While in my heat induced exile, I usually start experimenting with recipes and products that can give me a little energy boost to get me through the long humid days. One of my new favorite things is from a company called RIND, which have brought out some rather interesting dried fruit snacks. These snacks (which come in California Kiwi, Tropical, and Orchard blends) are large slices of dried fruits that have their rinds intact. Now, admittedly, their appearance can be a little off putting, mostly because they look a bit more like potpourri then something edible. But these snacks have no added sugar, no sulfates, and no dyes and are GMO free, gluten free, and vegan. All of the fruits (except for the pineapple in the Tropical blend) have been prepared with their skins in tact, giving every piece more fiber and nutritional value then traditional dried fruits. I'm not normally a fan of fresh kiwi, so I was skeptical about the dried version, especially because of the intact skin, but the kiwis ended up being my favorite fruit of the bunch. They were perfectly sweet, tart, chewy, and crunchy and I nearly ate the entire bag in one sitting! The Tropical blend combines the kiwi with pineapple and bittersweet orange, while the Orchard blend is a combination of apples, peaches, and persimmons. I am currently keeping bags of these snacks behind my desk for a quick burst of natural fruit energy and vitamins wherever the mid day lull hits. If you want to give RIND a try, you can pick them up on Amazon!
One of my other recently discovered favorites is Louis Raison ciders. These classic French ciders (or cidres if you want to be fancy) have just launched in Illinois with three varieties: Original Crisp, Organic Dry, and Rouge Délice. Two of my good friends are self professed cider experts, so they are constantly introducing me to new varieties and flavors from all over the world. This being my chance to finally introduce them to something new, I invited them over one night to try the Louis Raison ciders and get their expert opinions. While we all enjoyed all three of them, they both lent towards the Original Crisp as their favorite because of it's bright flavor and caramel-like finish. I have a slightly sweeter palate, so I really liked the Rouge Délice, which was a blush cider with a very clean and slightly floral flavor. The Organic Dry was very light and refreshing with a flavor almost like baked apples or apple pie. I decided to use it to cook up some chicken apple sausages I had in the fridge, and it gave them such a delicious depth! Since this was the least sweet cider, it made for a perfect boiling liquid and also made a great glaze once reduced. I had some pickled red cabbage in the fridge, as well as an onion and garlic jam, which I thought would be perfect as toppings. I also mixed up a mustard cream (whole grain mustard, powdered yellow mustard, sour cream, and a little bit of apple butter). I may never go back to beer brats. These were sweet and savory perfection!
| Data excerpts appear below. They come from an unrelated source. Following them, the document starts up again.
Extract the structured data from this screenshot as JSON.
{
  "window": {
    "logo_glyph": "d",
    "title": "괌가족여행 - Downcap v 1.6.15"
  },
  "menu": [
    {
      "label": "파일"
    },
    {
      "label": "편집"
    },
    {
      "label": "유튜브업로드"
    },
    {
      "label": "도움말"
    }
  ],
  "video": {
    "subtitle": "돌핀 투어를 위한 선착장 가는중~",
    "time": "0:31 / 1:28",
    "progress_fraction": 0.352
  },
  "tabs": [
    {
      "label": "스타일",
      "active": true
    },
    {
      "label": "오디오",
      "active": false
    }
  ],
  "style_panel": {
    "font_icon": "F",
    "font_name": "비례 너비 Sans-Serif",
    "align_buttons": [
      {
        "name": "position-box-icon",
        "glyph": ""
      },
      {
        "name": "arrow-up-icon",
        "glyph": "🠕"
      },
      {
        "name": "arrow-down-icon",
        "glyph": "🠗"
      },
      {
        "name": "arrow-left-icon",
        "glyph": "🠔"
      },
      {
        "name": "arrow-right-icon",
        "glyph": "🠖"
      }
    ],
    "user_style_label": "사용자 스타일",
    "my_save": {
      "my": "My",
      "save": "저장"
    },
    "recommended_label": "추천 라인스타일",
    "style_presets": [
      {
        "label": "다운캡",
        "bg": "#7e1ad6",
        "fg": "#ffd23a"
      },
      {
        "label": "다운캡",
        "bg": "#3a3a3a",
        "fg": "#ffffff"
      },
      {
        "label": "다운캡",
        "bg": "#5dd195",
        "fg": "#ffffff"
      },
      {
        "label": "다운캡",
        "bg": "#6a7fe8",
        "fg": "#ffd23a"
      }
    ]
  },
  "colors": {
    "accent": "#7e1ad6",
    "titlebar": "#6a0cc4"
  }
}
The one thing I do like about summer is going to farmer's markets. I always get inspired by all the fresh produce, meats, and eggs. My usual farmer's market takes place on Sunday mornings, which makes it rather convenient for me to go there to find something for breakfast. A week ago, I ended up with some cremini mushrooms, beautiful heirloom cherry tomatoes, thick cut bacon, and pork breakfast sausage. It wan't until I got home that I realized I had accidentally bought all the fixings for a traditional English breakfast! But me being me, I couldn't simply just fry everything up and be done with it. Oh no! I had also bought two small wedges of very strong cheddars, which gave me the idea to combine all of these delicious ingredients into a massive pot of breakfast mac and cheese.
|Pssst... the green one is the Vanilla flavor with some matcha powder mixed in!|
I started my mac and cheese by cutting up the bacon and sausage into bite sized pieces and browning them in a dutch oven. I then used the fat from the meats to blister the tomatoes and saute the mushrooms. I cooked up some elbow macaroni, then added them to the pot, added the meats back in, then put in all of the cheddar (which I had grated) and two large containers of plain Muuna, then mixed everything together. I baked it at 400 for about 45 minutes, then I added a can of drained baked beans to the top (it's not an English breakfast without baked beans) and cooked the whole thing for another 15 minutes. I served each portion topped with a perfectly poached egg. And voila! English Breakfast Mac and Cheese!
I received some of the products mentioned free of charge from the mentioned companies. All opinions stated are my own.